まず、一つ目はドライバーショットとそれ以外のショットの打ち分けです。ゴルフを始めた頃は誰でもティーアップされたボールもしくは地面にあるボールのどちらかを打つのが苦手だったはずです。また、ある程度コースでプレーできるようになっても、日によってティーショットが調子の良い日はセカンドショット以降の調子が悪いということやその逆の現象がしばしば起こるものです。実はこの好不調の波は、それぞれのプレーンを作る動きの速度によって決まるヘッドスピードの関係によって発生するのです。トップオブスイングから縦プレーン上に振り降ろされるクラブヘッドのスピードに対して、インパクトプレーン上を移動するクラブヘッドのスピードが遅いとクラブヘッドはボールより手前に落下してしまいダフリショットを発生させ、逆に、縦プレーン上を落下してくるクラブヘッドのスピードに対して、インパクトプレーン上を移動するクラブヘッドのスピードが速いとクラブヘッドは地面に接触できずにボールの位置を通過してしまうためトップボールを発生させてしまいます。つまり、地面にあるボールをナイスショットするということは、トップオブスイングから縦プレーン上を落下してくるクラブヘッドのスピードとインパクトプレーン上でクラブヘッドがボール方向に移動するスピードが調節され、ちょうど地面に接触するような速度関係でスイングすることが必要になるのです。これに対して、ドライバーによるショットではボールは高くティーアップされています。このため、このボールをナイスショットするためには、地面にあるボールを打つ場合にトップボールを発生させてしまうような速度関係でスイングしなければならないことになります。そして、縦プレーン上を落下するクラブヘッドのスピードは腕と手首の使い方により決まり、インパクトプレーン上でクラブヘッドがボールの位置まで移動するスピードは体の回転速度によって決まります。このように考えるとコースでプレーするときには、ドライバーによるティーショットと地面から直接ボールを打つセカンドショット以降では、スイングフォームは同じでも体の回転の速度を調節することが求められ、これができないとドライバーショットとそれ以外のショットのどちらかが調子が悪いというラウンドになってしまいます。
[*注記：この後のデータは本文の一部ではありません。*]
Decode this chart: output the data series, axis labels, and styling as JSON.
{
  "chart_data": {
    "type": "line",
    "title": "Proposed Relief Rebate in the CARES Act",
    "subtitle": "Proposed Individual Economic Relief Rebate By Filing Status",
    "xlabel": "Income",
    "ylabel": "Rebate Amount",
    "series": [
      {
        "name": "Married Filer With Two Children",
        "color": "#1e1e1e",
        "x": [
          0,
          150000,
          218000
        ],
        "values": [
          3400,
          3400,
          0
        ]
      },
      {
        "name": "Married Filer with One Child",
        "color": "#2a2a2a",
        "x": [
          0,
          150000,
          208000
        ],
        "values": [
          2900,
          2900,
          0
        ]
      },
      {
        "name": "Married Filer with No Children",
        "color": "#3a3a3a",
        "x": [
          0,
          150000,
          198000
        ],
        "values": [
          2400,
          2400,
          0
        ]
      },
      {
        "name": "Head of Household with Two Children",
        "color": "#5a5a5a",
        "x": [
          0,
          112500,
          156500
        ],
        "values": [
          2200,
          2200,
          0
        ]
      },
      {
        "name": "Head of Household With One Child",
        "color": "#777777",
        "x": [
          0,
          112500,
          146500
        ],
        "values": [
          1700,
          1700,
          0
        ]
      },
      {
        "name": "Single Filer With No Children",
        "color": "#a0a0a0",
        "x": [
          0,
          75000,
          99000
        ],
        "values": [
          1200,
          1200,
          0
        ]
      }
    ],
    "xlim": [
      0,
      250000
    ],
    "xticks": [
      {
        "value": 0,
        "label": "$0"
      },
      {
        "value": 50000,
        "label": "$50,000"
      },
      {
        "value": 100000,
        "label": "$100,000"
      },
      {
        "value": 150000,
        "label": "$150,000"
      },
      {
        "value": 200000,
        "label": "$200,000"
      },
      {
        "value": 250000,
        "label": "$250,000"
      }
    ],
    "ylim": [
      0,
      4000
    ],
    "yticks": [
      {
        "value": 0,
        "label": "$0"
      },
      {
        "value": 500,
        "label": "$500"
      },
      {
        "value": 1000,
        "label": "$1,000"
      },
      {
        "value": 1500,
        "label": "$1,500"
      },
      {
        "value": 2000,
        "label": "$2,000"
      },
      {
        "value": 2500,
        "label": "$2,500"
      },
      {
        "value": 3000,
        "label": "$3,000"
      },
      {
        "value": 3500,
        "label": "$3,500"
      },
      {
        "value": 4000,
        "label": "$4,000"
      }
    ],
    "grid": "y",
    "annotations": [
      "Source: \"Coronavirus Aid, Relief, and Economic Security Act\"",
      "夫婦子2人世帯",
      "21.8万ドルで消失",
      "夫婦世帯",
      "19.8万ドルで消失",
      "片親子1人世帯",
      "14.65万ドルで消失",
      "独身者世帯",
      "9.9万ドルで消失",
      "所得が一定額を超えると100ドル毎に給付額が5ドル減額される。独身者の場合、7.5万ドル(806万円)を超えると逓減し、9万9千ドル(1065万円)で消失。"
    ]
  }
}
続いて、二つ目は飛距離アップについてです。ゴルフファーならだれでも他を圧倒するロングドライブにあこがれるものです。飛距離を伸ばすにはインパクト時のヘッドスピードを上げればよいというのは周知の事実です。しかし、ヘッドスピードの差とはどのような動きの違いによって発生し、どうすればヘッドスピードは上がるのかという問いに対しての明確な答えはなかなか得られないようです。そのため、多くのプレーヤーは筋力トレーニングを行うにしてもどのような筋肉を鍛えることが飛距離アップにつながるのかが解らずに全体的な筋肉アップをはかっています。しかし、ナイスショットを生み出すことが、コンバインドプレーンを構築する際の縦プレーンを落下するクラブヘッドのスピードとインパクトプレーン上を移動するクラブヘッドのスピードの関係を調整することと考えれば、飛距離を伸ばすためには双方のスピードを上げればよいことになります。そのような観点から飛距離アップをとらえれば、縦プレーン上を落下するクラブヘッドのスピードを上げるには縦方向に速くクラブシャフトを振り下ろすことができるグリップの形、肘の向き、トップオブスイングの位置、腕の使い方などが追い求められ、インパクトプレーン上を移動するクラブヘッドのスピードを上げるには、下半身の使い方、体幹部の捻り方、そのための準備であるアドレスの姿勢が導き出されます。つまり、このような動きの速度を上げるという観点からスイングの仕方を調整し、その動きに必要な筋力のトレーニングを行えば飛距離は伸びるでしょう。